И я громко прочел: “…Стоит в дверях конвой, и человек стоит чужой, мы знаем, кто такой! Есть в пограничной полосе неписаный закон, мы знаем всех, мы знаем все, кто я, кто ты, кто он!” Это Сергей

Михалков, про шпионов, которые к нам пролезли!

Рыбаков поморщился, выслушав стихи, спросил:

– Ты слышал о таком поэте: Гете?

Тут Рыбаков тоже стал читать стихи, и при этом он размахивал рукой:

“Розляйн, розляйн, розляйн рот, розляйн ауф дер хайдн…”

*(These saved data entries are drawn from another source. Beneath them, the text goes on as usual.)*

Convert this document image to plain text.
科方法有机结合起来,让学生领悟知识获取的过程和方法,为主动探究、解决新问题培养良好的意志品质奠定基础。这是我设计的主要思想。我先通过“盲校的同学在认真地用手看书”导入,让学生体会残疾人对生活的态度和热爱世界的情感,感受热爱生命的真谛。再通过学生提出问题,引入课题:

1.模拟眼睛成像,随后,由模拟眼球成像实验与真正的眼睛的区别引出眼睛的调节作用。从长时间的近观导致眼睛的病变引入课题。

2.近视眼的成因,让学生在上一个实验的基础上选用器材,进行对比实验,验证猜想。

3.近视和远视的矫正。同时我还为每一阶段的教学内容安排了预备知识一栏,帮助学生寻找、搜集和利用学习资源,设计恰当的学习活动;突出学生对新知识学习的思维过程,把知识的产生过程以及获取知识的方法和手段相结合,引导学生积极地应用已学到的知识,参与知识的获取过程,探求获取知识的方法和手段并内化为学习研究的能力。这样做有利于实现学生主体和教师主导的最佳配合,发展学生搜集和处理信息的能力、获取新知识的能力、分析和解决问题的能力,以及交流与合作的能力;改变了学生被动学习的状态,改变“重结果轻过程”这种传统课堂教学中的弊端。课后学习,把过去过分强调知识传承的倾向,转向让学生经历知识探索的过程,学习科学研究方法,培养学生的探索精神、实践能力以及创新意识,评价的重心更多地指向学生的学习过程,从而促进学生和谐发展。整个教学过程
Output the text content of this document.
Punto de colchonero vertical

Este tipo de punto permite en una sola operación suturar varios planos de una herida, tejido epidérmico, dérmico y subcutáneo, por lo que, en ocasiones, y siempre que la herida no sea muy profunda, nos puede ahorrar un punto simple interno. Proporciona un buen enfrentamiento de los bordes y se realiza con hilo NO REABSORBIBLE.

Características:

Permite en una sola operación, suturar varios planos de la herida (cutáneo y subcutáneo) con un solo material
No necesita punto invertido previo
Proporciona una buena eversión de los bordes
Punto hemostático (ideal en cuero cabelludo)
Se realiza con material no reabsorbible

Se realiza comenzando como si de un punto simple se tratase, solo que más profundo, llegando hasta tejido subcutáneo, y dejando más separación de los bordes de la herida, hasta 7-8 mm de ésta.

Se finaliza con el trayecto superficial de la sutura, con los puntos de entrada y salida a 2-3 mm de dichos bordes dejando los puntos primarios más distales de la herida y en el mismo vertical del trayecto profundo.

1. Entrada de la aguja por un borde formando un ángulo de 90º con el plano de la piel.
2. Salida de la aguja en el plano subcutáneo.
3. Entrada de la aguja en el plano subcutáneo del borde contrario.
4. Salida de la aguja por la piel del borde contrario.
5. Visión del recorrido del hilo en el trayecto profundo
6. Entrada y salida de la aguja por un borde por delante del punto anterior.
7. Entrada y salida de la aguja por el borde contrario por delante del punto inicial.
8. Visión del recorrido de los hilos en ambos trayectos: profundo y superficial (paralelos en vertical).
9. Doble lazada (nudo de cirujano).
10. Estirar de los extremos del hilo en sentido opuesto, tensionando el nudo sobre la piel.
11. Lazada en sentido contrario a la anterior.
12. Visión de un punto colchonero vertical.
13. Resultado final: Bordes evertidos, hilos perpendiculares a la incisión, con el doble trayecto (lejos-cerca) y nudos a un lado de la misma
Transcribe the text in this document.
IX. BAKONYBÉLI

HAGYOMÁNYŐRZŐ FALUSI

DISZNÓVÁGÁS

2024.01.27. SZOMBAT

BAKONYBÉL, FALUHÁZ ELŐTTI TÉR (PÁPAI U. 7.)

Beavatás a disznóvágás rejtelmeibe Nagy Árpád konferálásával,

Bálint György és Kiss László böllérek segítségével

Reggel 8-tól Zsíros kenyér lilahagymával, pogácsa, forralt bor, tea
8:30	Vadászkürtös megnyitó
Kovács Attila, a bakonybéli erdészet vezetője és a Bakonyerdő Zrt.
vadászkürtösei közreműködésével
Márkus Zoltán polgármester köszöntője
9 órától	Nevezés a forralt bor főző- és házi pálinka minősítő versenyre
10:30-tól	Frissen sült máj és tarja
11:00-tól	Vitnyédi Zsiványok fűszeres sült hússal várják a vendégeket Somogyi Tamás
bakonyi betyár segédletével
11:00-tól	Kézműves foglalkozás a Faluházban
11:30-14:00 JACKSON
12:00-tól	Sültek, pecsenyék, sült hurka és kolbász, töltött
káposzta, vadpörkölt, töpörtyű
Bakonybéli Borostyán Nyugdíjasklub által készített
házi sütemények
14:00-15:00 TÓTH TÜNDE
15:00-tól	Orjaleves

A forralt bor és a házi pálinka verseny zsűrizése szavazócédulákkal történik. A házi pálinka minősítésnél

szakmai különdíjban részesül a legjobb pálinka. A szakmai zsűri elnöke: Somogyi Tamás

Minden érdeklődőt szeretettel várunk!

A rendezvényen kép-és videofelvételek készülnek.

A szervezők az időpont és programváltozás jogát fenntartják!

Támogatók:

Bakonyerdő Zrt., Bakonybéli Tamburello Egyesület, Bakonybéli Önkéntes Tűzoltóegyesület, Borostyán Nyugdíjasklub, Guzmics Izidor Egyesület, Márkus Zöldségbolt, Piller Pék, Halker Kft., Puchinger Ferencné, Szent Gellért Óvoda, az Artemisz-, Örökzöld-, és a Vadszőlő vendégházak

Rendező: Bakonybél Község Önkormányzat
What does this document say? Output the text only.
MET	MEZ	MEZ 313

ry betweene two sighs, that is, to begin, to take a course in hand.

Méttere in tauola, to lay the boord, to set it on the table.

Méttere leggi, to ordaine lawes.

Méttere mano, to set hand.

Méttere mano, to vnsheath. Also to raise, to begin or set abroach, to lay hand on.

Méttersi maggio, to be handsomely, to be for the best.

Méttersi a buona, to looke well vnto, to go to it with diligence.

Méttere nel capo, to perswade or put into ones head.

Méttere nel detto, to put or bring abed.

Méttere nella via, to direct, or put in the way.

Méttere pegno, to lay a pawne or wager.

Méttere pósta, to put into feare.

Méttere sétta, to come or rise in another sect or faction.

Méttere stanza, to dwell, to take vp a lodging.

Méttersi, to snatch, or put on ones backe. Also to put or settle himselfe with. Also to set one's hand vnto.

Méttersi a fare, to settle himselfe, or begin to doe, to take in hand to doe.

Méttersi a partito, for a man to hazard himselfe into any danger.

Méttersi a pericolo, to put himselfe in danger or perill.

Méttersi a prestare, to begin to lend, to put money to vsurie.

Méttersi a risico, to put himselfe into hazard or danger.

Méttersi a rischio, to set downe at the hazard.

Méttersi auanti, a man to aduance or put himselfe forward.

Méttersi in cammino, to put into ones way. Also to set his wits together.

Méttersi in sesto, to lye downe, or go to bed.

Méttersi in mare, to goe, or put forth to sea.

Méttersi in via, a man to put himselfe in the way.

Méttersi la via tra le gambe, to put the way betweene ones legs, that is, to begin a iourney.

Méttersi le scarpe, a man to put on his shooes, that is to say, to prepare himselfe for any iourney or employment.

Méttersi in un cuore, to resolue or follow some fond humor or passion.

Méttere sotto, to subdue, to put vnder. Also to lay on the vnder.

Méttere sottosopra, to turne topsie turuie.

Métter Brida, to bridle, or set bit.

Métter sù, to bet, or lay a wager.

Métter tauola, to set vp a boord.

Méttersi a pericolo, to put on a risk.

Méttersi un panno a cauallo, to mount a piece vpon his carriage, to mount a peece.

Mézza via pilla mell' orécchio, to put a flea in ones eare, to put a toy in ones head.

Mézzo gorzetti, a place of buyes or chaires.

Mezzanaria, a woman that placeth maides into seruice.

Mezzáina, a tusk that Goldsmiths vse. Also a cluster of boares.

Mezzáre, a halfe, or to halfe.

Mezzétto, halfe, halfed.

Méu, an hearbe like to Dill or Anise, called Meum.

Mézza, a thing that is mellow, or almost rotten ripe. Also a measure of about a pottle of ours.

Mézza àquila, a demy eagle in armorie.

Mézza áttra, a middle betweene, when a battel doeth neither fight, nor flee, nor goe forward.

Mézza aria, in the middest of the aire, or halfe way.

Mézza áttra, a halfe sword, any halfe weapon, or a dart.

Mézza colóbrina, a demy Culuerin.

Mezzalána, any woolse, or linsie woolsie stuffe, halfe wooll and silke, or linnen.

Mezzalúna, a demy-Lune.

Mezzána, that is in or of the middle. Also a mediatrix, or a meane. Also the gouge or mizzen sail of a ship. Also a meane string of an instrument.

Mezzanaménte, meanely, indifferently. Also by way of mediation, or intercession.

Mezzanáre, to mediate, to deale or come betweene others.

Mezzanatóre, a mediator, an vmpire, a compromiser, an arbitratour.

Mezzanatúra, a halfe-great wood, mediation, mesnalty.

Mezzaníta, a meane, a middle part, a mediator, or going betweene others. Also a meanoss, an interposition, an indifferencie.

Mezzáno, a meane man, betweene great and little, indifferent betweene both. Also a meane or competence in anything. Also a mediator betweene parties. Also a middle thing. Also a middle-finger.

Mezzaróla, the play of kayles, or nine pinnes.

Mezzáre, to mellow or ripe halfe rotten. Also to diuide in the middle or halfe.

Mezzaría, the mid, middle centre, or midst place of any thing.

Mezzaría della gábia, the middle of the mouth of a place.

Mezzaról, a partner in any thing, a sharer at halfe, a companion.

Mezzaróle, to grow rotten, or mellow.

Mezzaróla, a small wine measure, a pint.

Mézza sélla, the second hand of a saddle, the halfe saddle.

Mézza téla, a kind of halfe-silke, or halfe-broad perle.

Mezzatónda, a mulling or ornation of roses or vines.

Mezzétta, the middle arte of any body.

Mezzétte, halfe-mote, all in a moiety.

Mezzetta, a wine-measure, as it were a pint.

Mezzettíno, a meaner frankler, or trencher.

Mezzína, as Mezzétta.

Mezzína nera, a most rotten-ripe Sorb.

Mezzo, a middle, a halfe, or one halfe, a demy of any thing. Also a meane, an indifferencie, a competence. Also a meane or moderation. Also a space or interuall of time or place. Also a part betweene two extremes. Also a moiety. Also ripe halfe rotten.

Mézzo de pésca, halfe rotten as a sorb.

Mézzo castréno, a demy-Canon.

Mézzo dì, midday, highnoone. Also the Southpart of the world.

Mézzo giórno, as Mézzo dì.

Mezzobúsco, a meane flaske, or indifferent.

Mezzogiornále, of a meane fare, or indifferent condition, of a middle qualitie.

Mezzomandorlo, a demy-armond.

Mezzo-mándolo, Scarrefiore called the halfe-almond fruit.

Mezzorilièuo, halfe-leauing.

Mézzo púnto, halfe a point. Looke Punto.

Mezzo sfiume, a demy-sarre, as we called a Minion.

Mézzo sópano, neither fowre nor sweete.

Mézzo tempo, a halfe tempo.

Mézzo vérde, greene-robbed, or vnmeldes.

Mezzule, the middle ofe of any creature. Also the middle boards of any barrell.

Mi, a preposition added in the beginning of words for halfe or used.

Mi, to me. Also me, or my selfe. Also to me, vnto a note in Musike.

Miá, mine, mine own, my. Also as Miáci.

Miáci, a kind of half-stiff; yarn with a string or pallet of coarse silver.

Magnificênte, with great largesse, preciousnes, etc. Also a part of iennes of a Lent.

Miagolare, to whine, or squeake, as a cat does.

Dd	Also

– Красная роза? – догадался я. Да, кто петрит, и понимать нечего: розляйн – роза, а рот – красная. После Испании все приветствовали друг друга: “Рот-фронт!”

Рыбаков удивленно посмотрел на меня.

– Ну, в общем-то, угадал. Красная розочка… в диком поле… А вот еще:

“Лернен, лернен унд лернен, загт Ленин”.

– И Ленин… Он тоже? – спросил я с недоверием. – Он что, калякал по-чужому?

– Еще как!

Это меня и сломало. В детдоме в ходу был особый язык, но там и учиться не надо было. К примеру, та же фраза, что я плаваю в речке, звучала бы так: “Я-ме пла-ме ва-ме ю-ме в-ме реч-ме ке-ме”…

Некоторые из ребят так быстро тараторят, частят, как пулемет, и ясно, никто из окружающих с непривычки не может догадаться, о чем идет речь. Но немецкий…

Рыбаков не очень быстро, но довольно ловко тут же произнес:

– Мы-ме бу-ме дем-ме у-ме чить-ме с то-ме бой-ме я-ме зы-ме-ки-ме…

Я-ме твой-ме, а ты-ме мой-ме.

Уже через месяц вместо слов: их бин, ду бист, ер ист я, нарочно коверкая слова, повторял: я дубина, ты дубина, он тоже дубина… И при этом представлял Язву. Но уже мог задавать вопросы и отвечать на этом чужеродном, бесполезном для моей жизни языке. Никто, ни одна душа на свете, не догадывался, что я наловчился со слуха, без всяких там книжек, вякать по-вражески. Однажды, дело было уже зимой и мы коротали время на овощебазе, куда посылали добровольцев перебирать картошку, Рыбаков, как для практики, пересказал мне историю своей жизни. Конечно, по-немецки. Там было и про латифундию, и про марксизм, и про деревню Лужки возле города Торжка, который он назвал своей второй родиной.

– Майн гот! – воскликнул я в конце. – Майн гот!

А он лишь улыбался в свои усики и ни о чем, казалось, не жалел.

Только однажды у него прорвалось.

– Что такое Моргенштрассе? – спросил он.

– Утренняя улица, – отвечал я.

– Вот и я так думал. – Задумчиво кивнул и, оглянувшись, добавил: -

А если эта улица ведет к моргу? Как ее назвать?